Schnupfen durch Allergie - Tipps für besseren SchlafGrundsätzlich schützt das Immunsystem den Körper vor Schadstoffen und bildet spezifische Antikörper. Bei einer Allergie findet jedoch eine überspitzte Abwehrreaktion statt – und die äußerst sich dann in tränenden Augen, verstopften Nasen und Hautreaktionen. Eine Überreaktion, die äußerst unangenehm ist und in schlimmen Fällen zu unkontrollierten Schwellungen, einem anaphylaktischen Schock und sogar zum Tode führen kann.

Allergien im Überblick

  • Pollenallergie – Pollen von Sträuchern, Gräsern, Bäumen und Getreide gelangen über die Atemwege in den Körper. Bereits im Februar beginnt die Pollensaison für Allergiker mit Haselnuss und Erle.
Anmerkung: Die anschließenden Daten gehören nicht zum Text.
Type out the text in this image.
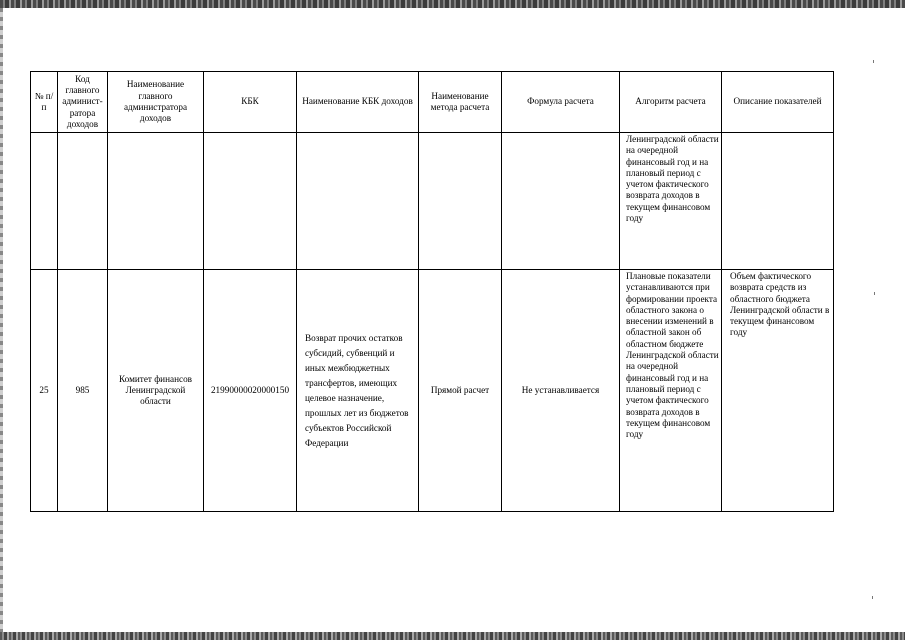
№ п/п	Код главного админист-ратора доходов	Наименование главного администратора доходов	КБК	Наименование КБК доходов	Наименование метода расчета	Формула расчета	Алгоритм расчета	Описание показателей
							Ленинградской области на очередной финансовый год и на плановый период с учетом фактического возврата доходов в текущем финансовом году	
25	985	Комитет финансов Ленинградской области	21990000020000150	Возврат прочих остатков субсидий, субвенций и иных межбюджетных трансфертов, имеющих целевое назначение, прошлых лет из бюджетов субъектов Российской Федерации	Прямой расчет	Не устанавливается	Плановые показатели устанавливаются при формировании проекта областного закона о внесении изменений в областной закон об областном бюджете Ленинградской области на очередной финансовый год и на плановый период с учетом фактического возврата доходов в текущем финансовом году	Объем фактического возврата средств из областного бюджета Ленинградской области в текущем финансовом году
Die Symptome: Schnupfen, geschwollene Schleimhäute, Juckreiz, Niesattacken, gerötete Augen.

  • Tierhaarallergie – Allergene von Tierhaaren können noch Stunden, nach ihrer Freisetzung in der Luft schweben. Wenn sie eingeatmet werden, führen sie zu Beschwerden.

Die Symptome: Schnupfen, Niesen, Juckreiz und Husten.

  • Nahrungsmittelallergie – Nach der Nahrungsaufnahme entstehen allergenspezifische Antikörper. Besonders Nüsse, Hühnerei, Hülsenfrüchte, Milchprodukte und einige Gemüse -beziehungsweise Obstsorten, wie z. B. Apfel und Sellerie werden oft nicht gut vertragen.

Die Symptome: Juckreiz (Neurodermitis), Hautrötungen, Husten, Magen-Darm-Beschwerden und Atemnot aufgrund von Schwellungen.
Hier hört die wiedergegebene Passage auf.